Pékin pourrait également suspendre ses visites aux États-Unis pour exprimer son mécontentement face à l’interdiction du chef de l’exécutif de Hong Kong, John Lee, soutenu par Pékin, du sommet de la Coopération économique Asie-Pacifique. Le ministère chinois des Affaires étrangères a exigé que M. Lee soit invité et que les États-Unis lèvent les sanctions qu’ils lui ont imposées pour avoir mis en œuvre une loi sur la sécurité nationale qui limitait considérablement les libertés dans la ville.
« Les Etats-Unis veulent que le président Xi assiste à l’APEC, mais ils prennent une telle mesure avec le chef de l’exécutif de Hong Kong », a déclaré Wu Xinbo, doyen des études internationales à l’Université Fudan de Shanghai. « La politique est contradictoire. »
Le plus grand scrupule de la Chine à tenir des pourparlers avec les États-Unis ces derniers mois était que l’engagement ne servirait à rien s’il n’était pas soutenu par des actions. Lors de ses rencontres avec Mme Raimondo mardi, le Premier ministre chinois Li Qiang a appelé les Etats-Unis à « faire un pas de plus en plus avec la Chine » et à « prendre des mesures plus pratiques et bénéfiques ».
Mme Raimondo a profité de sa réunion pour assurer à Pékin que les États-Unis ne voulaient pas rompre les liens commerciaux, et aussi pour partager les préoccupations des entreprises américaines selon lesquelles la Chine devenait « ininvestissable » parce que l’environnement semblait lourd de risques.

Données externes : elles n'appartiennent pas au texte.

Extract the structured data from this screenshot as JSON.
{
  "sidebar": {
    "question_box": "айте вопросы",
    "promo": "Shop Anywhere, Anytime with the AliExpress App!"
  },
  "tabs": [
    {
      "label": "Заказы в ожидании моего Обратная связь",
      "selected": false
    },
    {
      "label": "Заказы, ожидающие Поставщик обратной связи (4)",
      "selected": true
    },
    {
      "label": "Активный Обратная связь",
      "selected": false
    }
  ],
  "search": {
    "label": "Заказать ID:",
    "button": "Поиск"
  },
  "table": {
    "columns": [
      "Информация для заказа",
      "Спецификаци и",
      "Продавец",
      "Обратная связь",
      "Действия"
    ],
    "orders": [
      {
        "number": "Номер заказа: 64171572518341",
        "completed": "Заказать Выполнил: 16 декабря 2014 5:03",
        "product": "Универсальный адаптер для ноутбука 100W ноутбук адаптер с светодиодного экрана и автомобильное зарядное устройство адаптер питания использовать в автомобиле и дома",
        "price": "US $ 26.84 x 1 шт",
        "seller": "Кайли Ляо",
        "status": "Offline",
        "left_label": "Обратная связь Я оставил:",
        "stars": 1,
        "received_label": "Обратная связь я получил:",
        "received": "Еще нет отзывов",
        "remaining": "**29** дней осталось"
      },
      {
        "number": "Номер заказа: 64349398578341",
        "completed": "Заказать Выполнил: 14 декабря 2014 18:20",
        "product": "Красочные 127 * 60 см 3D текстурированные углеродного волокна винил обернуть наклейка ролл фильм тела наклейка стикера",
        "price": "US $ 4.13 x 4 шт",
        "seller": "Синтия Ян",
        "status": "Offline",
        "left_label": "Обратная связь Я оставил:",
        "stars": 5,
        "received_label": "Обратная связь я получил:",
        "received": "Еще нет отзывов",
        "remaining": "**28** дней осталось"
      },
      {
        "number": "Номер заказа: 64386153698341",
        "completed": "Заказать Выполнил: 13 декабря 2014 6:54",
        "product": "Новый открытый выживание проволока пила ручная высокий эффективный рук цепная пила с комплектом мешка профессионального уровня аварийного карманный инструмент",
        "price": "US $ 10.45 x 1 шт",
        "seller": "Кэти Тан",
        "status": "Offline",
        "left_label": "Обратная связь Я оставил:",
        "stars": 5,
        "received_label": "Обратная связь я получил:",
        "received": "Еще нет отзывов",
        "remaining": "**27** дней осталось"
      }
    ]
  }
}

Elle a cité les raids du gouvernement contre les entreprises, une nouvelle loi sur le contre-espionnage et l’imposition d’amendes exorbitantes sans explication.
Nicholas Burns, l’ambassadeur américain à Pékin, a déclaré mercredi dans une interview que les visites en Chine de responsables américains avaient permis à Washington de délivrer « des messages directs et souvent durs aux hauts dirigeants chinois sur des questions cruciales pour notre sécurité nationale ».
L’accès à la haute direction était loin d’être plus tôt dans l’année, lorsqu’un épisode de ballon de surveillance chinois avait déclenché une impasse diplomatique tendue.
Pourtant, les deux parties restent très éloignées sur des questions telles que la communication entre militaires, qui ont été gelées par Pékin depuis que Nancy Pelosi, alors présidente de la Chambre des représentants, s’est rendue à Taïwan en août dernier.
« Les efforts des Etats-Unis ne devraient pas être mesurés par le nombre de visites réciproques effectuées par la Chine, mais plutôt par le fait que ses engagements avec Pékin communiquent ou non des vérités dures à Pékin tout en essayant de trouver des moyens d’éviter les conflits », a déclaré Jude Blanchette, titulaire de la chaire Freeman en études chinoises au Center for Strategic and International Studies à Washington.
« Si Xi et ses adjoints ne se sentent à l’aise de discuter de ces questions que dans les limites de la propriété du Parti communiste », a-t-il ajouté, « alors cela en dit plus sur eux que sur la Maison Blanche ».